Ces processus ne sont pas nouveaux, mais la mondialisation de l'information rend de plus en plus difficile la survie de ces univers schizophréniques engendrés par le totalitarisme. En effet, ils ne peuvent survivre que par la clotûre de leur univers délirant, alors que la mondialisation inévitable des économies, de la politique climatique, du droit international, et de la gestion des déplacements et des migrations impose de plus en plus des échanges d'informations, de biens et de marchandises...et des processus de savoirs et de recherches valides partagés au sein de la communauté scientifique internationale.

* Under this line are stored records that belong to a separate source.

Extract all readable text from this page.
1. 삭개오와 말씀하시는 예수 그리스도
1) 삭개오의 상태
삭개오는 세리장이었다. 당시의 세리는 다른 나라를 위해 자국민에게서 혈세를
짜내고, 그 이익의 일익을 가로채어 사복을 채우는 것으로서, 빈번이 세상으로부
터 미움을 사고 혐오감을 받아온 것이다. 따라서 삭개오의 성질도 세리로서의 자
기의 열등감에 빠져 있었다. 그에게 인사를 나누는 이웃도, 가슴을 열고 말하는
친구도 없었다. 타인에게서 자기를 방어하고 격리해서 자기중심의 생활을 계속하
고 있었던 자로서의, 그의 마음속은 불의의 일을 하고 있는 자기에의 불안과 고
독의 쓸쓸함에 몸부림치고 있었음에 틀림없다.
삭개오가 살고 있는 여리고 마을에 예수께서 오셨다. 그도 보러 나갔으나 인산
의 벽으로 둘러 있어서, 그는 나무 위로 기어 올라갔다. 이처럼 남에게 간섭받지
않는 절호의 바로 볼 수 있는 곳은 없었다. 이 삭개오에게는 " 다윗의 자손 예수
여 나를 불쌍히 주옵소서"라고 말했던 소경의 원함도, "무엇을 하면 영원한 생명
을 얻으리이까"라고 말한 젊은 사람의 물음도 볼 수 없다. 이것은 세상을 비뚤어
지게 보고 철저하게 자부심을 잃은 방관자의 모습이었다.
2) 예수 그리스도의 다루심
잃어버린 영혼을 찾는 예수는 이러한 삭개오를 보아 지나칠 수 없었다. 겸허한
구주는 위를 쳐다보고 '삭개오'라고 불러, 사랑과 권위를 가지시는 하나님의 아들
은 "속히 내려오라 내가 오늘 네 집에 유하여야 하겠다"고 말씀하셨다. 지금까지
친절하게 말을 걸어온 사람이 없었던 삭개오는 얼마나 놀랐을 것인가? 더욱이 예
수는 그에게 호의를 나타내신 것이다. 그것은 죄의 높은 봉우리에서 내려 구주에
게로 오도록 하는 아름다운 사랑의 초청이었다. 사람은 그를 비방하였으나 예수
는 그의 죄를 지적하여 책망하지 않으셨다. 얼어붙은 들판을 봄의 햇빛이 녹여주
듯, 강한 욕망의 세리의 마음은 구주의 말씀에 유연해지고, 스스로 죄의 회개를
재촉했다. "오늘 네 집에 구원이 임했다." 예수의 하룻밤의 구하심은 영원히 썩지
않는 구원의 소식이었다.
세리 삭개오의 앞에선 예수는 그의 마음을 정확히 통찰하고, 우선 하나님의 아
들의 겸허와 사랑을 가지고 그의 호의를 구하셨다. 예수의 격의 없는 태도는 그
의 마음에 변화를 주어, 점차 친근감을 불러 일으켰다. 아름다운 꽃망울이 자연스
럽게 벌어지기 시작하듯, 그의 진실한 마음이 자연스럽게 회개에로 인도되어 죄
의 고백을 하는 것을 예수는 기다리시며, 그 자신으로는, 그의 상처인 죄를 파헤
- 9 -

L'autisme totalitaire se voue à une radicalisation croissante de la répression nécessaire à sa survie, mais aussi à une dépense d'énergie de plus en plus lourde pour maintenir sa clotûre. Son fantasme d'unité engendre une cohérence délirante, auto-engendrée, puisée dans une Histoire mythifiée. Mais à l'heure de la mondialisation, ces univers fabulatoires totalitaires ne résisteront pas plus que les univers de mythomanes narcissiques qui s'inventent une biographie, mentent à leur propre famille et à leurs amis pendant une période assez longue avec d'indéniables talents d'acteurs et une fictionalisation quotidienne avant d'anéantir leur famille et eux-mêmes pour conclure leur illusion tragique.

Le mensonge de la parole d'un homme d'Etat, le fait de ne pas "tenir" sa parole, publiquement, comme la série de discours versés par les autorités russes pendant plusieurs mois au sujet des mouvements de troupes aux frontières de l'Ukraine, montre que la parole officielle est maintenant menacée de s'auto-détruire, qu'elle ne dissimule même plus que les déclarations et les situations de dialogues internationales ne sont que des armes différentes intégrées à leur arsenal militaire. Mais cette utilisation machiavélienne de la parole ne fonctionne que tant qu'elle ne s'est pas révélée en plein jour. Le masque arraché, elle ruine non seulement  sa propre crédibilité, mais se condamne aux yeux de tous sur la scène internationale, malgré le jeu frénétique des propagandes et des rhétoriques d'Etat qui tentent de la sauver.

Comment aborder une table de négociation avec ceux dont la parole viennent d'enfreindre les principes fondamentaux des possibilités mêmes de l'accord? Cette rupture 'transcendantale" avec les présupposés de toute confiance politique, mais aussi de toute rationalité communicationnelle et diplomatique, signifie une exclusion bien plus profonde que l'exclusion économique, bancaire ou commerciale et ressemble fort à un suicide politique qui laissera une trace profonde dans l'Histoire.